Global Payments (GPN) experienced a significant 24-hour plunge of 5.49% on Wednesday, despite initially rising after reporting better-than-expected second-quarter earnings. The payment technology company's stock saw a volatile trading session as investors and analysts digested the financial results and future outlook.
Global Payments reported adjusted earnings per share of $3.10 for Q2 2025, beating analyst expectations of $3.05 and showing a 10.7% year-over-year increase. Revenue also slightly topped estimates, reaching $2.36 billion, up 1.6% from the previous year. The company's Merchant Solutions segment, which contributed $1.83 billion in adjusted revenue, drove the growth with a 1.1% increase from the prior year.
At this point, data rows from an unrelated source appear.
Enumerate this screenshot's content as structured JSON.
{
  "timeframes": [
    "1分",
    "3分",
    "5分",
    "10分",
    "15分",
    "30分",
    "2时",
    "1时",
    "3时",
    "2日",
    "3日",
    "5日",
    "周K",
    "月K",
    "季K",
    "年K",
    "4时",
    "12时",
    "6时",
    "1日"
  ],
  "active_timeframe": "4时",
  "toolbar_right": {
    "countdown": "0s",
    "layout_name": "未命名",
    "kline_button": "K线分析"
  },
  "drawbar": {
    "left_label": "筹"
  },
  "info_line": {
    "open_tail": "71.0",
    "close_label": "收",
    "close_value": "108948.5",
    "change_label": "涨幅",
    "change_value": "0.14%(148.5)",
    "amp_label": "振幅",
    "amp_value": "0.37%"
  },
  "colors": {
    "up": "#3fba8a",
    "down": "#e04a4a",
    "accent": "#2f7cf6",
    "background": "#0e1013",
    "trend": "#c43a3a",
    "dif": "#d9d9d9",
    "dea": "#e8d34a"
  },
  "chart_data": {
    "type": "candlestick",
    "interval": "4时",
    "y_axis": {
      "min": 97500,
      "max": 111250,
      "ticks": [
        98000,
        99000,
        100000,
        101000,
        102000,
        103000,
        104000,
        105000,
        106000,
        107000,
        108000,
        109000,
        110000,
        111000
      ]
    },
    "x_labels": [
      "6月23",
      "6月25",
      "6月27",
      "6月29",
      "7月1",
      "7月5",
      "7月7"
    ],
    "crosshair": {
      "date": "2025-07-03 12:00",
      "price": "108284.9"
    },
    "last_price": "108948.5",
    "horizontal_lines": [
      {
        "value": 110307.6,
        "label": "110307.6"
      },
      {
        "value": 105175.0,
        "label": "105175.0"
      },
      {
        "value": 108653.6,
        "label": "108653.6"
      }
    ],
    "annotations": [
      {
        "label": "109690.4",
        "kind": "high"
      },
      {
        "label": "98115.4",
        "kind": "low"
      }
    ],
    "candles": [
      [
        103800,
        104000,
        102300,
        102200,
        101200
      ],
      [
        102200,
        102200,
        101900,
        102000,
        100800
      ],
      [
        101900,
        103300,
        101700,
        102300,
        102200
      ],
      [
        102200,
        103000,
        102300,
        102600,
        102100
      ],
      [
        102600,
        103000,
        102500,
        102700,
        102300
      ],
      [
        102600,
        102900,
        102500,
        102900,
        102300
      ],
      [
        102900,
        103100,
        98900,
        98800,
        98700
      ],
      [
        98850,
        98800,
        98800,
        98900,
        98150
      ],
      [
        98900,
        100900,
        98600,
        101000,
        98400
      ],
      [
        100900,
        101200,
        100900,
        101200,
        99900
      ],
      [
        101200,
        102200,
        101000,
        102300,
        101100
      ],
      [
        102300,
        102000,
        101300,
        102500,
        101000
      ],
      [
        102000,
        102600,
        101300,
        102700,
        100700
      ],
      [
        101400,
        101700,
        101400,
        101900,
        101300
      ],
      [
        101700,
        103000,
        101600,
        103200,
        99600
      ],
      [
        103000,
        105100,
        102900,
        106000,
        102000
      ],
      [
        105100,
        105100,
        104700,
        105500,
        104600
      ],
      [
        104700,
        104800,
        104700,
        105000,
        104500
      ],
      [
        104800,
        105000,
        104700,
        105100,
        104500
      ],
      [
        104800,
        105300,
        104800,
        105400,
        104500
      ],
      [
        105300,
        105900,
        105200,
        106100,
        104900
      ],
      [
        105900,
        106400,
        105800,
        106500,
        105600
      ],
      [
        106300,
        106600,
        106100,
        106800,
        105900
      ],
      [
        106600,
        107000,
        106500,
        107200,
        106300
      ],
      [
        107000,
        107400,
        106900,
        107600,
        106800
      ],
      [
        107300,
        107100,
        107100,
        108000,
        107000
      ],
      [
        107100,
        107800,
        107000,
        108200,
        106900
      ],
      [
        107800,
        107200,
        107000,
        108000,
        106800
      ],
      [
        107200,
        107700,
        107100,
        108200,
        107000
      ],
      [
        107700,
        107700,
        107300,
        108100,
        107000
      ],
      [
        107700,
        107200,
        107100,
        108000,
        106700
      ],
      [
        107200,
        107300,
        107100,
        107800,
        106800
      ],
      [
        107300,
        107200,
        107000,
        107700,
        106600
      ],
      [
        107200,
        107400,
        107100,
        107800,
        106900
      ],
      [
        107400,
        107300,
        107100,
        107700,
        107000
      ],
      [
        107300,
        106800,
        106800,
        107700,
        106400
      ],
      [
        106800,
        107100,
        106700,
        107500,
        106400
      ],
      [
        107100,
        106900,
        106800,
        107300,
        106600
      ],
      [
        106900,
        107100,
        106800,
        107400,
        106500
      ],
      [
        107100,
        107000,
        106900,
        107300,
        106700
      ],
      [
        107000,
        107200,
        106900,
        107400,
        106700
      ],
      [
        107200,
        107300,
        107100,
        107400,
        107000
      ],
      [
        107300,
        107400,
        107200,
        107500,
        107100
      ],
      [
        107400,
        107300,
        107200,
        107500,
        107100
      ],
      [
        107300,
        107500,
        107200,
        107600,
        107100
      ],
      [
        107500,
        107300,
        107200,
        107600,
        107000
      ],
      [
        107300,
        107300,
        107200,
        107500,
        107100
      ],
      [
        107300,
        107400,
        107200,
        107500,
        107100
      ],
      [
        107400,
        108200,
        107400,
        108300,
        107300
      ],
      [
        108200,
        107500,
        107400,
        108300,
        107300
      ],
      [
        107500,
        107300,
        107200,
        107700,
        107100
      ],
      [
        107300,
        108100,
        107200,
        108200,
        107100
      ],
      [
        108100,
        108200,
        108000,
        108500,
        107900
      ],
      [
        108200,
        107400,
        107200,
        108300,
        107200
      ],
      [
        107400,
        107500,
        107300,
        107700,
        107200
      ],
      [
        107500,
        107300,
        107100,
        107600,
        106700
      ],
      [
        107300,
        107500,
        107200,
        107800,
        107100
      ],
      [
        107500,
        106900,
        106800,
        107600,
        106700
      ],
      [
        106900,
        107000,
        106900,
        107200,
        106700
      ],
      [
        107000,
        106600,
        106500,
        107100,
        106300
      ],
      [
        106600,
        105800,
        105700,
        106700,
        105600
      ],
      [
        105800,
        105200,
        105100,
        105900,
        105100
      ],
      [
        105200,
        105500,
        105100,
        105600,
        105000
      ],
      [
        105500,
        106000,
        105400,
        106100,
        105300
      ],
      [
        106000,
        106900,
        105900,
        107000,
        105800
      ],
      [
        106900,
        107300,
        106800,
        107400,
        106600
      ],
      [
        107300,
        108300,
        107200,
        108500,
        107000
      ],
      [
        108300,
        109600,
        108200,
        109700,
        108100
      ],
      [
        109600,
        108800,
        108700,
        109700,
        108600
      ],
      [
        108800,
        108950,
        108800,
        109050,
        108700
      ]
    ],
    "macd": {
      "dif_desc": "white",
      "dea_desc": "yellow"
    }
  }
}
However, the stock's sharp decline after initial gains suggests that investors may have reassessed the company's performance and future prospects. While Global Payments reaffirmed its full-year guidance, including adjusted net revenue growth of 5-6% and adjusted EPS growth at the high end of the 10-11% range, some analysts adjusted their price targets. Keefe, Bruyette & Woods raised their target to $87 from $85, while RBC Capital increased theirs to $93 from $86. These modest increases, coupled with ongoing transformation expenses and asset disposals affecting GAAP results, may have contributed to the market's negative reaction.